Тем временем брак принцессы с иностранным принцем или знатным английским пэром снова откладывался. Видимо, постоянное ожидание Марии изрядно надоело, потому что она, вспомнив трактаты Вивеса и наставления матери, вдруг начала делать вид, что потеряла интерес к замужеству. «Я девица, — пишет она в одном письме, — и желала бы, чтобы так все и продолжалось», а в другом признается, что якобы «предпочла бы не вести монашеский образ жизни, но остаться до конца жизни девственницей». Вряд ли эти «откровения» показывают истинное отношение Марии к замужеству, но других свидетельств того, какие в тот период она испытывала чувства, к сожалению, не существует. Желанию иметь мужа вряд ли способствовали наблюдения за брачными авантюрами отца, хотя принцесса все еще тешилась той романтической идеей брака, которую внушила себе в детстве. Много позднее плотина прорвалась, и все чувства, которыми она питалась в течение стольких лет, вырвались наружу, доставив ей, по крайней мере на время, огромное наслаждение. А пока было ясно одно: Мария хотела мужа и детей и пребывала в унынии оттого, что замужество до сих пор не было устроено.

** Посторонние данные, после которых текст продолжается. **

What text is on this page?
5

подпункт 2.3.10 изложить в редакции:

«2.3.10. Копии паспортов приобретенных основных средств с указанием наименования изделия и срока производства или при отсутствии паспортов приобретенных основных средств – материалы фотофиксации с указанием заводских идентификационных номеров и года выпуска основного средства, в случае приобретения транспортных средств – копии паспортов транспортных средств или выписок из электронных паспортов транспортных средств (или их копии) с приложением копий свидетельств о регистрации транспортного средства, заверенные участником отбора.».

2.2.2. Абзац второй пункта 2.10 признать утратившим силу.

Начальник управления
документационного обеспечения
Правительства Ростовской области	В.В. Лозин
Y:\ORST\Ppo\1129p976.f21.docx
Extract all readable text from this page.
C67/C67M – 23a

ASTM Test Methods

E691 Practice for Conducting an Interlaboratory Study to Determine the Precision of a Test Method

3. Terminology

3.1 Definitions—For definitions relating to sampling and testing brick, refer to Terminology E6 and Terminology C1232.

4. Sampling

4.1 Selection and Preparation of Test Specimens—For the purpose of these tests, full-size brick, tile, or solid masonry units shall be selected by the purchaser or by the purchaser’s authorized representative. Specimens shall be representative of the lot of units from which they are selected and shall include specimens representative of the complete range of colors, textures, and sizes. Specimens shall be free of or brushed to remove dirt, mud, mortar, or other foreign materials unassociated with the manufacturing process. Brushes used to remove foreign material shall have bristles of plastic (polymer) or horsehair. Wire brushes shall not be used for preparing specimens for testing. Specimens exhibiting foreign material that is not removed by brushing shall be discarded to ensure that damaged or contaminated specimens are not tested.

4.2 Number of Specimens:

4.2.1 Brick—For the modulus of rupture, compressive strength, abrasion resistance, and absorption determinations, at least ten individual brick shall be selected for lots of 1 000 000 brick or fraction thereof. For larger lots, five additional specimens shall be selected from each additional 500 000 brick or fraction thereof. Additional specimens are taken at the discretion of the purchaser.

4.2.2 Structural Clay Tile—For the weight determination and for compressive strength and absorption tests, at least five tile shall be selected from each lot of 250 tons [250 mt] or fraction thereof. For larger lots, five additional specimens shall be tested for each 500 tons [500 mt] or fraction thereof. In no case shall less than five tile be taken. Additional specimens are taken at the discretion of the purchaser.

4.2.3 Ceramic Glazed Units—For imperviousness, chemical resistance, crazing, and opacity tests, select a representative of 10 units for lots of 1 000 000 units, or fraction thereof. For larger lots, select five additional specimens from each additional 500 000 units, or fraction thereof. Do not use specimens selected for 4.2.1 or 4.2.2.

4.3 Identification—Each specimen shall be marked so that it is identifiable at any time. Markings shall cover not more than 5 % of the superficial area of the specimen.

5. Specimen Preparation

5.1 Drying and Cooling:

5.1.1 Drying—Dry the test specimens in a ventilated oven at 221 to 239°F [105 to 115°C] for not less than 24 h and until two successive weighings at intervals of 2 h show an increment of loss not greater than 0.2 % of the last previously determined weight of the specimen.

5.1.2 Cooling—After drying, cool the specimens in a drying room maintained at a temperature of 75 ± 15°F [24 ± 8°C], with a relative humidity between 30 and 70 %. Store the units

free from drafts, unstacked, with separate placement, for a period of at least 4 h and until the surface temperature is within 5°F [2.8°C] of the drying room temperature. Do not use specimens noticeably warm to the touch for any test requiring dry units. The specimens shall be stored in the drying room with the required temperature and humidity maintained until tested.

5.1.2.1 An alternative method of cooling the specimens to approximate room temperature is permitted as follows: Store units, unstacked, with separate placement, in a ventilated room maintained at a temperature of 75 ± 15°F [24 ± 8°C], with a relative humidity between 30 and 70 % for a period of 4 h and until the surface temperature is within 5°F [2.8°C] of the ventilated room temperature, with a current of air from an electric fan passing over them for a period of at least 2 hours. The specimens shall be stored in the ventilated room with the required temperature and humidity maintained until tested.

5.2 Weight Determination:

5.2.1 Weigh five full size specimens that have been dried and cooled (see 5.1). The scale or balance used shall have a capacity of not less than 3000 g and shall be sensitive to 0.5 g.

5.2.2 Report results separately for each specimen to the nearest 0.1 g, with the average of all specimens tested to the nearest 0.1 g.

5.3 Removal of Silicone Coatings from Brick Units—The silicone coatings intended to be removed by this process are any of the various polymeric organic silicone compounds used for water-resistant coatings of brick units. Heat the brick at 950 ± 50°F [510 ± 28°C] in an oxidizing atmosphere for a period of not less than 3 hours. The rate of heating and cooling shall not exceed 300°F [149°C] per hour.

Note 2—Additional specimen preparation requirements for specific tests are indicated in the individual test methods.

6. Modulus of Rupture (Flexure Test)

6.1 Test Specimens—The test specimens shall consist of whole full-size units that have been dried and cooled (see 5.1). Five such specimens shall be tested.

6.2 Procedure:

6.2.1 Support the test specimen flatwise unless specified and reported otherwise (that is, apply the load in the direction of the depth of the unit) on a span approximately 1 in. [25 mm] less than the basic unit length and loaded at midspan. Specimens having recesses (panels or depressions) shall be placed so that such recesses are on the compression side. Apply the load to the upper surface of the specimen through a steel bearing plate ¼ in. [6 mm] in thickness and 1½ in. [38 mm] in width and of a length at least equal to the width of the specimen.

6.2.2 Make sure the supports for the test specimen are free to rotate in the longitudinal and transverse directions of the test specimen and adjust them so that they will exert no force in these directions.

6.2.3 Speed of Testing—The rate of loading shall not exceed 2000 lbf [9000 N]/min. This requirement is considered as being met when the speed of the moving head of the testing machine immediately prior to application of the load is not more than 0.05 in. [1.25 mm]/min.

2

И это было вовсе не потому, что на ее руку не находилось подходящих претендентов. Обдумывая союз с герцогами Клев-скими, Генрих хотел выдать Марию за молодого герцога, а позднее, когда император овдовел, король обратился к нему с предложением вновь возвратиться к помолвке, которую они заключили, а затем расторгли много лет назад. Перед самой женитьбой на Анне Клевской Генриху пришла в голову идея выдать Марию за герцога Филиппа Баварского, который прибыл в Англию для участия в свадебных торжествах. Был даже составлен черновик соглашения, и Марии сказали, что ее ожидает встреча с Филиппом, когда тот прибудет. В знак любви герцог послал ей бриллиантовый крест. Вполне вероятно, что Марию такая возможность в восторг не привела, однако она сказала, что выйдет за него замуж, если так решит отец. Вскоре переговоры были прерваны — наверное, по причине неудачи брака Генриха с Анной Клевской, — и бриллиантовый крест перешел к Кромвелю.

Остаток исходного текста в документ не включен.